Les Béninois votent dimanche pour élire leur président après une campagne sans ferveur et marquée par des violences dans le centre du pays où des manifestants protestaient contre un scrutin confisqué par le chef de l'Etat sortant Patrice Talon.
La réélection de cet ancien homme d'affaires arrivé au pouvoir en 2016 et qui a engagé ce pays ouest-africain dans un tournant autoritaire fait peu de doutes: ses adversaires sont deux candidats quasiment inconnus du public, les anciens députés Alassane Soumanou et Corentin Kohoué.
Les résultats devraient être annoncés lundi ou mardi.
La plupart des opposants sont soit en exil à l'étranger, soit condamnés par la justice, soit empêchés d'y participer du fait du nouveau Code électoral et d'une réforme institutionnelle.
Longtemps salué pour sa vitalité démocratique, le Bénin a vécu une campagne sans éclat ni ferveur dans le Sud, tandis que dans le Nord de graves violences ont éclaté.
"La particularité de cette élection est qu'elle se déroule dans une atmosphère de tension et de violence", a observé la plateforme électorale des organisations de la société civile béninoise.
Depuis mardi, les habitants de plusieurs villes du centre et du nord du pays, fiefs de l'opposition, ont bloqué des centaines de voitures et transporteurs en érigeant des barrages.
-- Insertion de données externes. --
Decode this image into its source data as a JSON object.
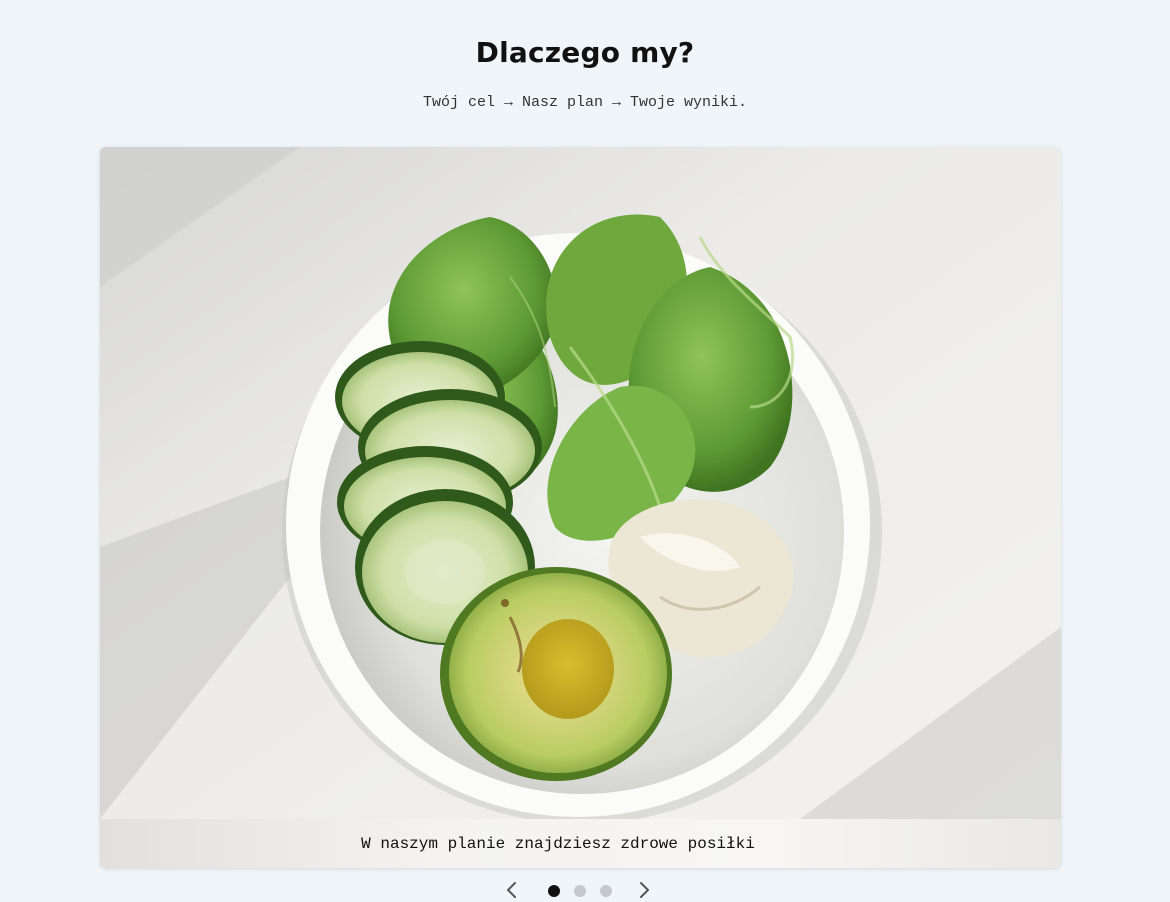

Jeudi l'armée a démantelé les barrages et libéré la voie, en faisant usage de tirs à balles réelles. Au moins deux civils sont morts et cinq autres ont été blessés lors de cette intervention.
"Des militaires qui tirent sur nos enfants, on dirait que nous sommes dans un film. Si le président a des problèmes avec ses opposants qu'il épargne le pauvre peuple", déplore Philomène M'Betti Tepa, une habitante de Boukoumbe, une ville du Nord-Ouest.
Vendredi, les représentants au Bénin de l'Union européenne, la France, l'Allemagne, les Pays-Bas et les Etats-Unis ont appelé dans un communiqué commun "à l'arrêt des violences" souhaitant une "élection libre, apaisée et transparente".
Selon la Commission électorale nationale autonome (Cena) les barrages ont entraîné un retard dans le déploiement du matériel électoral dans le Nord. Mais "il n'y a pas de raison pour que cette élection n'ait pas lieu", a-t-il assuré.
Près de 5 millions d'électeurs sont attendus dans 15.531 bureaux de vote. Le dépouillement des bulletins doit commencer dès la fermeture des bureaux de vote à 16H00 (15H00 GMT).
"Victoire KO"
Lors de ce scrutin, les Béninois éliront pour la première fois un vice-président.
Patrice Talon est le seul à avoir choisi pour candidat à ce poste une femme, Mariam Talata, une professeure de philosophie âgée de 57 ans aussi charismatique que féministe.
Outre l'absence d'une opposition forte, le président peut compter pour sa réélection sur un bon bilan économique: la production de coton, une des principales ressources du pays, a fortement augmenté, la petite corruption a quasiment été éradiquée, et de nombreuses routes ont été construites.
Et en dépit du coronavirus, le pays a réussi à maintenir une croissance positive en 2020.
"Je soutiens le président Talon car on avait tellement de problèmes avant. L'eau et l'électricité coupaient tout le temps, aujourd'hui c'est beaucoup mieux", affirme Ulrich Adjalla.
Sans emploi depuis des études de sociologie, ce Béninois de 28 ans est persuadé que le président Talon "créera des emplois pour la jeunesse".
Encore 38% de la population vit sous le seuil de pauvreté, et le chômage des jeunes atteint des sommets. Pour son prochain quinquennat, le président Talon le promet, "le développement ça y est", comme il l'a martelé tout au long de sa campagne, et lors de son dernier meeting vendredi dans le Sud.
Devant une foule de partisans, il a promis une "victoire KO" dès le premier tour.
"Mais ce KO ne suffit pas. Pour notre pays, notre harmonie et l'image du pays à l'extérieur, il faut que tout le monde sorte pour aller voter, alors le KO sera encore plus retentissant", a-t-il lancé.